Are you ready to be an Internet success story? Great. So is every other travel agency with a web browser. How can you compete? You’ve got one shot. How you handle the potential customers. An amazing web site, creative marketing and strong traffic cannot grow your online business without the right handling of the inquiries that come in. These leads require a different way of thinking. Here are some observations I’ve made over the past seven years:

Forget Eastern, Central, Mountain and Pacific - Think Web-Time. It’s a whole new global time zone. Potential customers want information immediately and they are steadily getting used to shopping at 4 a.m.. To increase your chances of working with a customer, you should plan on getting back with any overnight inquires by 10 a.m. the next day and within 30 minutes throughout the day. Be sure someone watches the incoming e-mail on the weekends, too.

Call first to confirm - one of my clients was very excited to receive a cruise lead on a Disney Group. It was very promising and she spent quite a bit of time researching it and e-mailing all the information back to the customer. They exchanged several e-mails and it looked better and better as time went on. When it was far enough along in the process, she called to get a credit card number - only to discover it was a 12 year old boy trying to get his parents to book the trip. One initial phone call would have saved many wasted hours.
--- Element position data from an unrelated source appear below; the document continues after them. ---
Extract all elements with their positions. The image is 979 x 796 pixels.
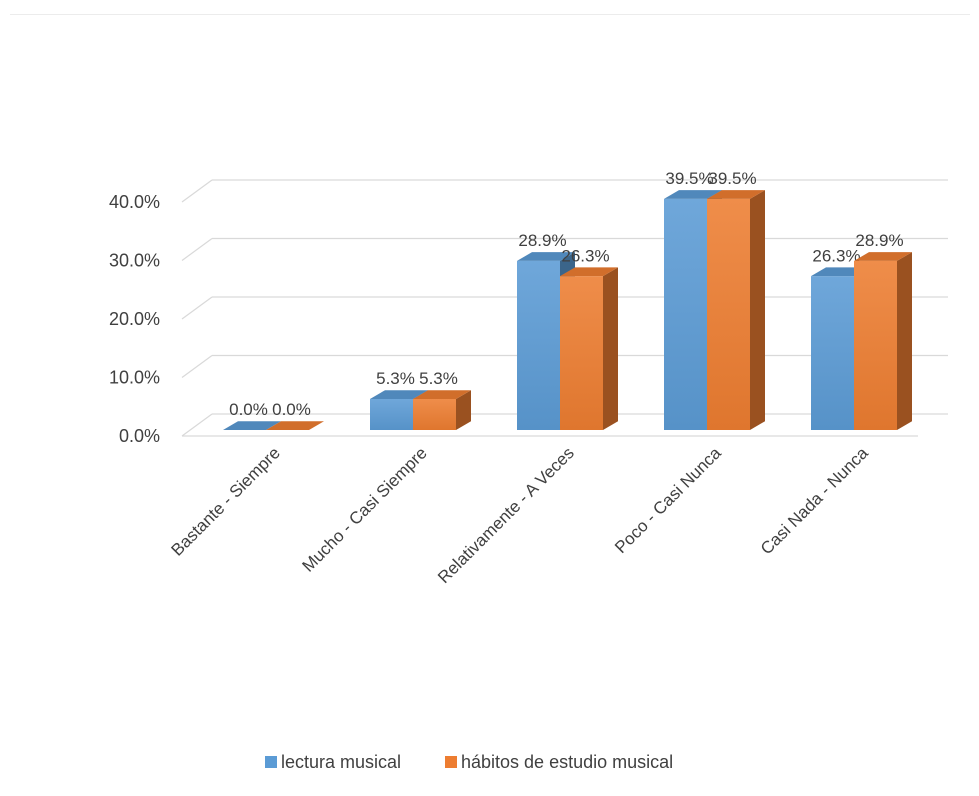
gridline-depth	[181, 179, 213, 203]
bar-top	[560, 267, 618, 277]
data-label: 39.5%	[708, 169, 756, 188]
bar-side	[603, 267, 618, 430]
y-tick-label: 10.0%	[109, 368, 160, 388]
bar-side	[897, 252, 912, 430]
bar-side	[750, 190, 765, 430]
legend-swatch	[265, 756, 277, 768]
data-label: 28.9%	[855, 231, 903, 250]
y-tick-label: 20.0%	[109, 309, 160, 329]
y-tick-label: 30.0%	[109, 251, 160, 271]
bar	[266, 421, 324, 430]
legend-label: lectura musical	[281, 752, 401, 772]
bar	[707, 190, 765, 430]
data-label: 28.9%	[518, 231, 566, 250]
data-label: 39.5%	[665, 169, 713, 188]
data-label: 5.3%	[376, 369, 415, 388]
bar	[560, 267, 618, 430]
bar-front	[370, 398, 413, 430]
bar-top	[707, 190, 765, 199]
bar-top	[223, 421, 281, 430]
bar	[223, 421, 281, 430]
x-category-label: Relativamente - A Veces	[434, 443, 578, 587]
x-category-label: Bastante - Siempre	[167, 443, 283, 559]
x-category-label: Mucho - Casi Siempre	[298, 443, 430, 575]
legend-label: hábitos de estudio musical	[461, 752, 673, 772]
bar-side	[456, 390, 471, 430]
bar-front	[517, 260, 560, 430]
legend-swatch	[445, 756, 457, 768]
bar-top	[664, 190, 722, 199]
bar-front	[811, 276, 854, 430]
bar-front	[707, 198, 750, 430]
x-category-label: Poco - Casi Nunca	[611, 443, 725, 557]
bar-top	[517, 252, 575, 261]
chart-frame	[10, 14, 970, 786]
bar-top	[266, 421, 324, 430]
bar-top	[854, 252, 912, 261]
bar-front	[560, 276, 603, 430]
bar-front	[664, 198, 707, 430]
bar	[854, 252, 912, 430]
data-label: 0.0%	[272, 400, 311, 419]
bar-top	[370, 390, 428, 399]
gridline-depth	[181, 413, 213, 437]
y-tick-label: 0.0%	[119, 426, 160, 446]
gridline-depth	[181, 238, 213, 261]
data-label: 0.0%	[229, 400, 268, 419]
data-label: 26.3%	[561, 246, 609, 265]
bar-top	[413, 390, 471, 399]
gridline-depth	[181, 355, 213, 378]
data-label: 5.3%	[419, 369, 458, 388]
gridline-depth	[181, 296, 213, 320]
bar-front	[854, 260, 897, 430]
bar	[413, 390, 471, 430]
data-label: 26.3%	[812, 246, 860, 265]
x-category-label: Casi Nada - Nunca	[757, 443, 872, 558]
y-tick-label: 40.0%	[109, 192, 160, 212]
bar-front	[413, 398, 456, 430]
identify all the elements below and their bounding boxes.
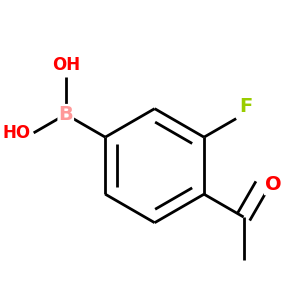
Text: O: O [265,176,282,194]
Text: F: F [239,97,252,116]
Text: OH: OH [52,56,80,74]
Text: B: B [58,105,73,124]
Text: HO: HO [3,124,31,142]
If the potential customer includes a note in their e-mail that says, ‘do not call’ then it’s probably one of two things - a) not a serious inquiry or b) another travel agent ’shopping’ your rates, which is more and more common these days. In my experience, serious inquiries do not mind a phone call to introduce yourself, discuss your qualifications and establish some rapport.

Think beyond the sale. When we design web sites for small & medium size travel agency clients, we include a consultation in which we determine what customers they would like to target. We stress that they should not think in terms of growing their sales base, but growing their customer base. One agency client is now working with customers that have booked four repeat cruises!

Follow-up, follow-up, follow-up. Converting leads to sales is not an easy process, but follow-up is worth all the effort.
Keep content fresh and in front of them. Many sites we redesign haven’t been touched in months. Web customers are always on the lookout for the best deal and if they see a lovely banner that says ‘Happy Holidays’ in late January then they will surf off to another site. Another high priority is to keep a mailing list and advise your customers of new specials and make it easy for them to reply.

Finally, take stock of the most obvious (but often overlooked) point of differentiation. How are your customer service skills? It may sound simplistic, but think about who you do business with and why. As a customer, I drive an extra 15 minutes and pay slightly more for groceries simply because I can get everything under one roof - that’s called value. I also shop there because they carry everything to the car - that’s called service.

If you make it easy to do business with you, offer good value and genuinely treat the customer well, you can successfully compete with mega-agencies, direct-selling vendors and web-based travel agencies. Make these points part of your online business plan and then I’ll be on the lookout for your public stock offering.